Africa’s biggest independent data centre builder is being bought by a US operator in a deal valuing the company at $3.5bn, as global investors race to take advantage of the explosive growth of internet use on the continent.
New York-listed Digital Realty will acquire a 55 per cent stake in South Africa’s Teraco, which operates some of the continent’s biggest “carrier neutral” data centres in Johannesburg, Cape Town and Durban, the companies said.
Teraco’s previous owners, including private equity groups Permira and Berkshire Partners, will remain minority shareholders.
The deal is the biggest yet in one of the world’s last major untapped internet markets, where demand for connectivity and data is surging among hundreds of millions of new phone users.

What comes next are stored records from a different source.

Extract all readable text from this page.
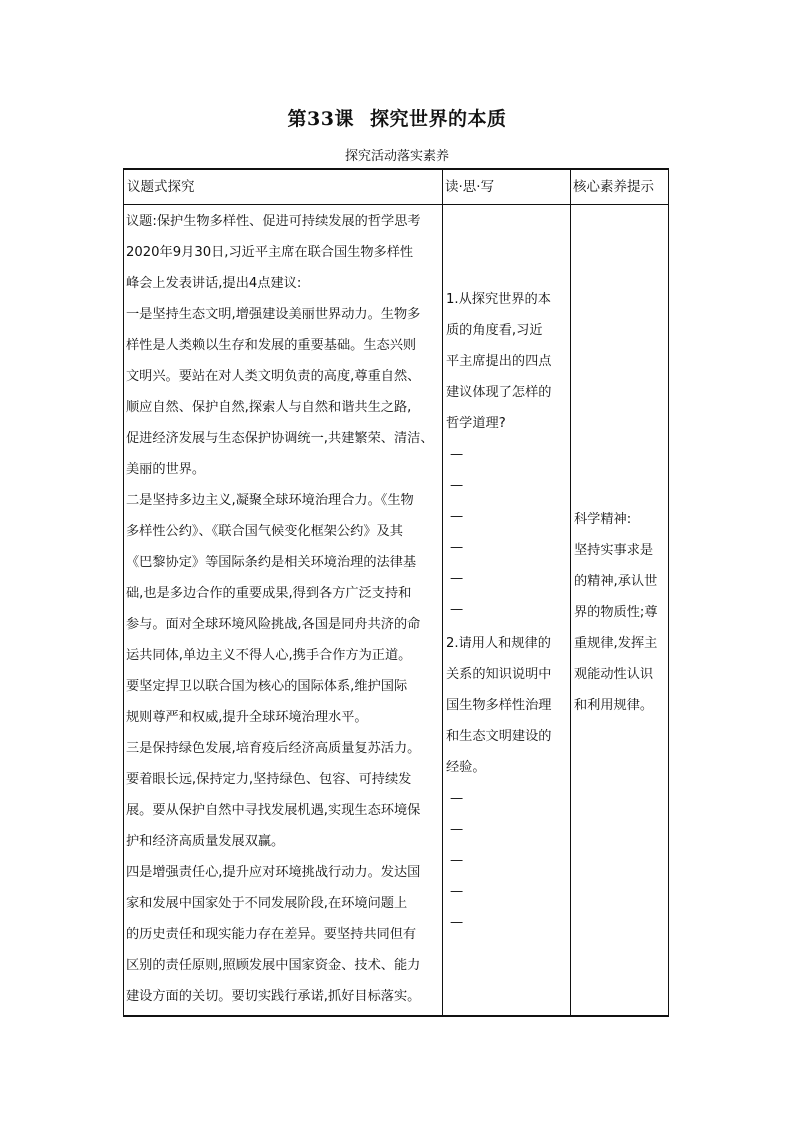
第33课 探究世界的本质
探究活动落实素养
议题式探究	读·思·写	核心素养提示

议题:保护生物多样性、促进可持续发展的哲学思考

2020年9月30日,习近平主席在联合国生物多样性

峰会上发表讲话,提出4点建议:

一是坚持生态文明,增强建设美丽世界动力。生物多

样性是人类赖以生存和发展的重要基础。生态兴则

文明兴。要站在对人类文明负责的高度,尊重自然、

顺应自然、保护自然,探索人与自然和谐共生之路,

促进经济发展与生态保护协调统一,共建繁荣、清洁、

美丽的世界。

二是坚持多边主义,凝聚全球环境治理合力。《生物

多样性公约》、《联合国气候变化框架公约》及其

《巴黎协定》等国际条约是相关环境治理的法律基

础,也是多边合作的重要成果,得到各方广泛支持和

参与。面对全球环境风险挑战,各国是同舟共济的命

运共同体,单边主义不得人心,携手合作方为正道。

要坚定捍卫以联合国为核心的国际体系,维护国际

规则尊严和权威,提升全球环境治理水平。

三是保持绿色发展,培育疫后经济高质量复苏活力。

要着眼长远,保持定力,坚持绿色、包容、可持续发

展。要从保护自然中寻找发展机遇,实现生态环境保

护和经济高质量发展双赢。

四是增强责任心,提升应对环境挑战行动力。发达国

家和发展中国家处于不同发展阶段,在环境问题上

的历史责任和现实能力存在差异。要坚持共同但有

区别的责任原则,照顾发展中国家资金、技术、能力

建设方面的关切。要切实践行承诺,抓好目标落实。

1.从探究世界的本

质的角度看,习近

平主席提出的四点

建议体现了怎样的

哲学道理?

—
—
—
—
—
—

2.请用人和规律的

关系的知识说明中

国生物多样性治理

和生态文明建设的

经验。

—
—
—
—
—

科学精神:

坚持实事求是

的精神,承认世

界的物质性;尊

重规律,发挥主

观能动性认识

和利用规律。
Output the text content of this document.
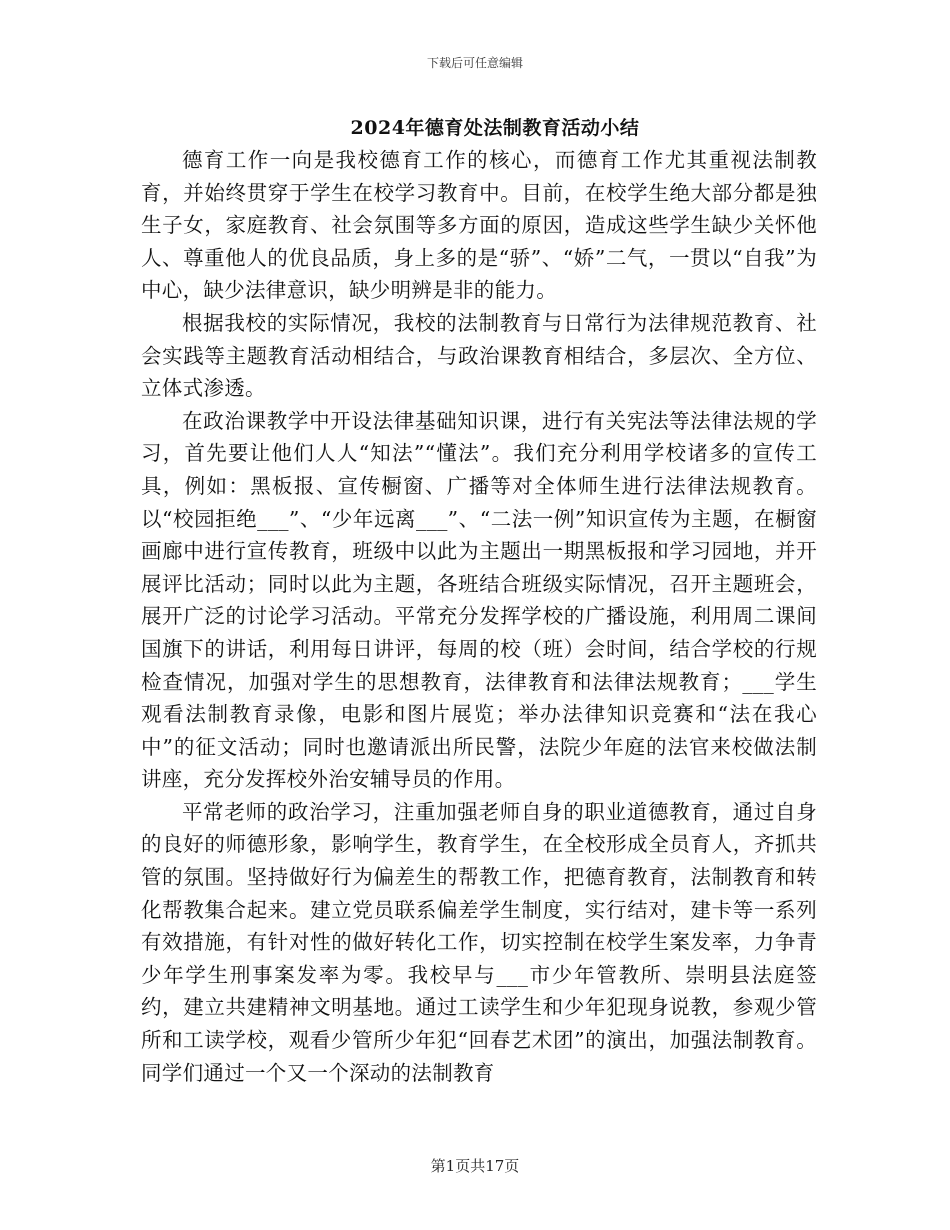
下载后可任意编辑
2024年德育处法制教育活动小结

德育工作一向是我校德育工作的核心，而德育工作尤其重视法制教育，并始终贯穿于学生在校学习教育中。目前，在校学生绝大部分都是独生子女，家庭教育、社会氛围等多方面的原因，造成这些学生缺少关怀他人、尊重他人的优良品质，身上多的是“骄”、“娇”二气，一贯以“自我”为中心，缺少法律意识，缺少明辨是非的能力。

根据我校的实际情况，我校的法制教育与日常行为法律规范教育、社会实践等主题教育活动相结合，与政治课教育相结合，多层次、全方位、立体式渗透。

在政治课教学中开设法律基础知识课，进行有关宪法等法律法规的学习，首先要让他们人人“知法”“懂法”。我们充分利用学校诸多的宣传工具，例如：黑板报、宣传橱窗、广播等对全体师生进行法律法规教育。以“校园拒绝___”、“少年远离___”、“二法一例”知识宣传为主题，在橱窗画廊中进行宣传教育，班级中以此为主题出一期黑板报和学习园地，并开展评比活动；同时以此为主题，各班结合班级实际情况，召开主题班会，展开广泛的讨论学习活动。平常充分发挥学校的广播设施，利用周二课间国旗下的讲话，利用每日讲评，每周的校（班）会时间，结合学校的行规检查情况，加强对学生的思想教育，法律教育和法律法规教育；___学生观看法制教育录像，电影和图片展览；举办法律知识竞赛和“法在我心中”的征文活动；同时也邀请派出所民警，法院少年庭的法官来校做法制讲座，充分发挥校外治安辅导员的作用。

平常老师的政治学习，注重加强老师自身的职业道德教育，通过自身的良好的师德形象，影响学生，教育学生，在全校形成全员育人，齐抓共管的氛围。坚持做好行为偏差生的帮教工作，把德育教育，法制教育和转化帮教集合起来。建立党员联系偏差学生制度，实行结对，建卡等一系列有效措施，有针对性的做好转化工作，切实控制在校学生案发率，力争青少年学生刑事案发率为零。我校早与___市少年管教所、崇明县法庭签约，建立共建精神文明基地。通过工读学生和少年犯现身说教，参观少管所和工读学校，观看少管所少年犯“回春艺术团”的演出，加强法制教育。同学们通过一个又一个深动的法制教育

第1页共17页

Teraco, founded in 2008, is at the centre of this boom, with tech giants and cloud computing providers seeking greater “co-location” in Africa, allowing them to house content in data centres closer to users and increase service speeds.

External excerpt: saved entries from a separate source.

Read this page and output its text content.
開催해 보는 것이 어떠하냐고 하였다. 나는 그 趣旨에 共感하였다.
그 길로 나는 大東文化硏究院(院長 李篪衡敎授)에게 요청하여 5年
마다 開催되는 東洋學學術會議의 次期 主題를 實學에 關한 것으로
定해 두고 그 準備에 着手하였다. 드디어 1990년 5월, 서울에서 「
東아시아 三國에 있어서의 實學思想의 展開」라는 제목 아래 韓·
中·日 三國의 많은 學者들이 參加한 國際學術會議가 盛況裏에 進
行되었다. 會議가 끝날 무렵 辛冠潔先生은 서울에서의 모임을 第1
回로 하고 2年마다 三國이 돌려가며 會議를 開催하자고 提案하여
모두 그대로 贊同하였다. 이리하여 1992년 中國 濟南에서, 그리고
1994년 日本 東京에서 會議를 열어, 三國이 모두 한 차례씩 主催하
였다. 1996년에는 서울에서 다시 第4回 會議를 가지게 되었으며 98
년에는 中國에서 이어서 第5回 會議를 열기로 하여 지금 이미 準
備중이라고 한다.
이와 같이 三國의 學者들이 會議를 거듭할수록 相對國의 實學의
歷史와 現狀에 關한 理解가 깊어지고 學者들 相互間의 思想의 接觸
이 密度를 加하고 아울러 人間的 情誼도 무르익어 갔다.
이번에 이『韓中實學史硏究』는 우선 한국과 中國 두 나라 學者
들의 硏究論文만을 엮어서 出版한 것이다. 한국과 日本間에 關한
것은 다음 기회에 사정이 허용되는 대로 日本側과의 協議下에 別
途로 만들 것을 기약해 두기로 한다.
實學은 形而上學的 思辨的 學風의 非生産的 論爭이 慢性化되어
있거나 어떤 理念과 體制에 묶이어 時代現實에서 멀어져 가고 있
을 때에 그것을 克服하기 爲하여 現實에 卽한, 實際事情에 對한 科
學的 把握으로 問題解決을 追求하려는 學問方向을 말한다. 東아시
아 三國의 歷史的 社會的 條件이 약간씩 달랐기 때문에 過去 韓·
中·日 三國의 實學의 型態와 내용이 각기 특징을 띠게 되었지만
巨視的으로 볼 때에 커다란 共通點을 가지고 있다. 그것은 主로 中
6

“This highly strategic transaction immediately cements Digital Realty as the leading co-location provider in Africa, a region experiencing rapid digital transformation . . . Teraco is the industry leader in South Africa and the continent’s connectivity hub,” said A William Stein, Digital Realty’s chief executive.
Teraco at present operates data centres with a power load of 75 megawatts, but has a total planned capacity of nearly 190MW and is constructing major new facilities.
The deal will “create a truly global, scaled platform serving our customers in Africa and beyond” and will “capitalise on the favourable industry trends and tremendous market opportunity”, said Jan Hnizdo, Teraco’s chief executive.
In the next few years, African data centre operators are also set to benefit from the completion of major subsea internet cables that are being financed by Google, Facebook’s parent Meta and other investors.
Teraco also operates NAPAfrica, the continent’s biggest internet exchange point that connects hundreds of telecoms and content providers and that has been a barometer of surging internet activity in Africa.
In 2021, NAPAfrica’s peak traffic breached two terabits a second for the first time, having hit one terabit a second just before the pandemic, a milestone it took eight years to reach.
“Over the last seven years, Teraco has transformed itself into one of the most unique data centre platforms globally,” said Pierre Pozzo, principal at Permira. The company’s organic earnings have grown nearly 20 times since Permira’s investment in 2015, he added.
Barely 1 per cent of the world’s data centre capacity is in Africa, where demand far outstrips supply. Outside South Africa, Nigeria and Ghana are also fast-growing markets for this infrastructure.
In December Equinix, a US data centre builder, announced a deal worth $320m to buy MainOne, a major west African operator founded in 2010.